The Times doesn’t mention that those disruptions were ultimately largely successful.
The most unfair—and the most revealing—line in the obituary, though, is the one about enjoying provocation for its own sake. In context:
Mr. Kramer enjoyed provocation for its own sake — he once introduced Mayor Edward I. Koch of New York to his pet wheaten terrier as the man who was “killing Daddy’s friends” — and this could sometimes overshadow his achievements as an author and social activist.

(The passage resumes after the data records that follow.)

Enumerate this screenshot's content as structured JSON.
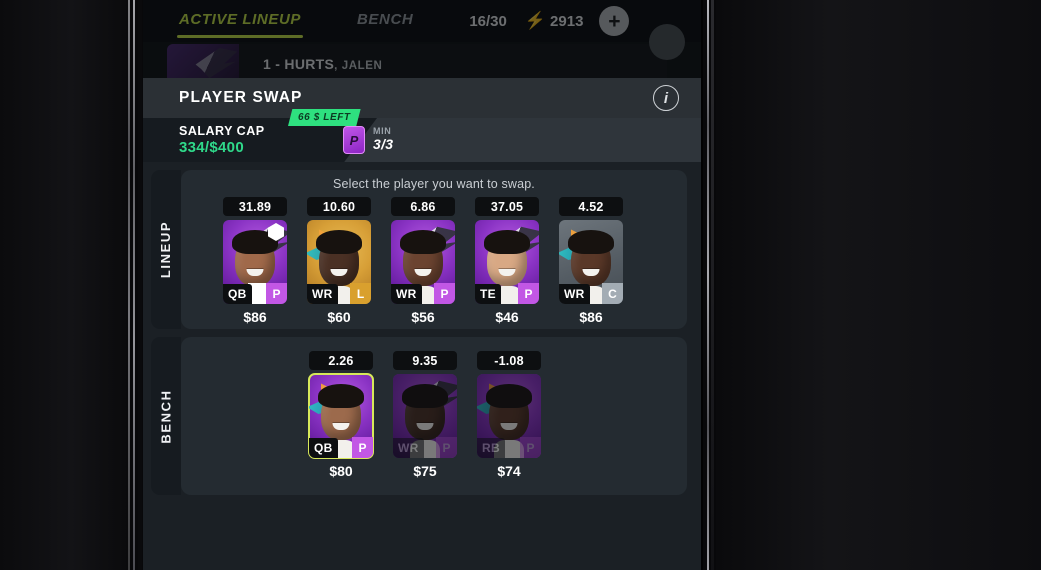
{
  "topbar": {
    "tab_active": "ACTIVE LINEUP",
    "tab_inactive": "BENCH",
    "roster_count": "16/30",
    "bolt_icon": "bolt-icon",
    "coins": "2913",
    "add_label": "+"
  },
  "roster_row": {
    "number": "1 - HURTS",
    "first_name": ", JALEN"
  },
  "modal": {
    "title": "PLAYER SWAP",
    "info_icon": "info-icon",
    "salary_cap_label": "SALARY CAP",
    "salary_cap_value": "334/$400",
    "left_pill": "66 $ LEFT",
    "min_label": "MIN",
    "min_value": "3/3",
    "min_chip_icon": "premium-card-icon",
    "hint": "Select the player you want to swap."
  },
  "sections": {
    "lineup_label": "LINEUP",
    "bench_label": "BENCH"
  },
  "lineup_cards": [
    {
      "score": "31.89",
      "pos": "QB",
      "tier": "P",
      "price": "$86",
      "bg": "bg-purple",
      "skin": "skin-1",
      "badge": true,
      "art": "wing",
      "dim": false,
      "selected": false,
      "slot": true
    },
    {
      "score": "10.60",
      "pos": "WR",
      "tier": "L",
      "price": "$60",
      "bg": "bg-gold",
      "skin": "skin-2",
      "badge": false,
      "art": "spikes",
      "dim": false,
      "selected": false,
      "slot": false
    },
    {
      "score": "6.86",
      "pos": "WR",
      "tier": "P",
      "price": "$56",
      "bg": "bg-purple",
      "skin": "skin-3",
      "badge": false,
      "art": "wing",
      "dim": false,
      "selected": false,
      "slot": false
    },
    {
      "score": "37.05",
      "pos": "TE",
      "tier": "P",
      "price": "$46",
      "bg": "bg-purple",
      "skin": "skin-4",
      "badge": false,
      "art": "wing",
      "dim": false,
      "selected": false,
      "slot": false
    },
    {
      "score": "4.52",
      "pos": "WR",
      "tier": "C",
      "price": "$86",
      "bg": "bg-grey",
      "skin": "skin-5",
      "badge": false,
      "art": "spikes",
      "dim": false,
      "selected": false,
      "slot": false
    }
  ],
  "bench_cards": [
    {
      "score": "2.26",
      "pos": "QB",
      "tier": "P",
      "price": "$80",
      "bg": "bg-purple",
      "skin": "skin-6",
      "badge": false,
      "art": "spikes",
      "dim": false,
      "selected": true,
      "slot": false
    },
    {
      "score": "9.35",
      "pos": "WR",
      "tier": "P",
      "price": "$75",
      "bg": "bg-purple",
      "skin": "skin-2",
      "badge": false,
      "art": "wing",
      "dim": true,
      "selected": false,
      "slot": false
    },
    {
      "score": "-1.08",
      "pos": "RB",
      "tier": "P",
      "price": "$74",
      "bg": "bg-purple",
      "skin": "skin-5",
      "badge": false,
      "art": "spikes",
      "dim": true,
      "selected": false,
      "slot": false
    }
  ],
  "colors": {
    "accent_green": "#c8e64a",
    "money_green": "#2fd98a",
    "pill_green": "#2ee07f",
    "tier_purple": "#c257e5",
    "tier_gold": "#d9a02e",
    "tier_common": "#a3acb4",
    "selected_border": "#d7e95a"
  }
}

The encounter with Koch related here is anything but “provocation for its own sake.” It’s a speaking-truth-to-power moment in which Kramer confronted an official whose decisions did indeed have life-or-death consequences for New Yorkers at risk for AIDS, and who deserves shared blame for the city’s death toll because of those decisions.
The Times’ failure to recognize the Koch anecdote as a deliberate political act goes to the heart of the underlying problem with this obituary—and it’s the problem with much of the New York Times’ coverage of social movements. To acknowledge the role that Kramer and ACT UP played in US politics is to admit that direct action, civil disobedience and other disruptive strategies of power from below work. Which is to say, the Times has it exactly backwards: Kramer’s confrontational approach didn’t “overshadow his achievements,” they are what made his achievements possible.
This truth could hardly be more relevant right now. Jeff Bezos is making headlines as the world’s potential first trillionaire, while he cuts hazard pay for Amazon workers. Trump forces immigrant workers back to unsafe meatpacking plants, while speeding up the deportation of children. Governors are “reopening” despite expert warnings, while BIPOC communities suffer and die disproportionately. Tens of millions face housing and food crises, while corporations walk away with the relief funds meant for small businesses. And police are savaging anti–police violence protesters from coast to coast, while Trump cheers from the only place in America that has consistent testing and contact tracing.
If ever there was a time to act up, be confrontational, disrupt and demand an end to this dystopia, it is now. Larry Kramer was right: “If you write a calm letter and fax it to nobody, it sinks like a brick in the Hudson.” Let’s honor his legacy and raise hell.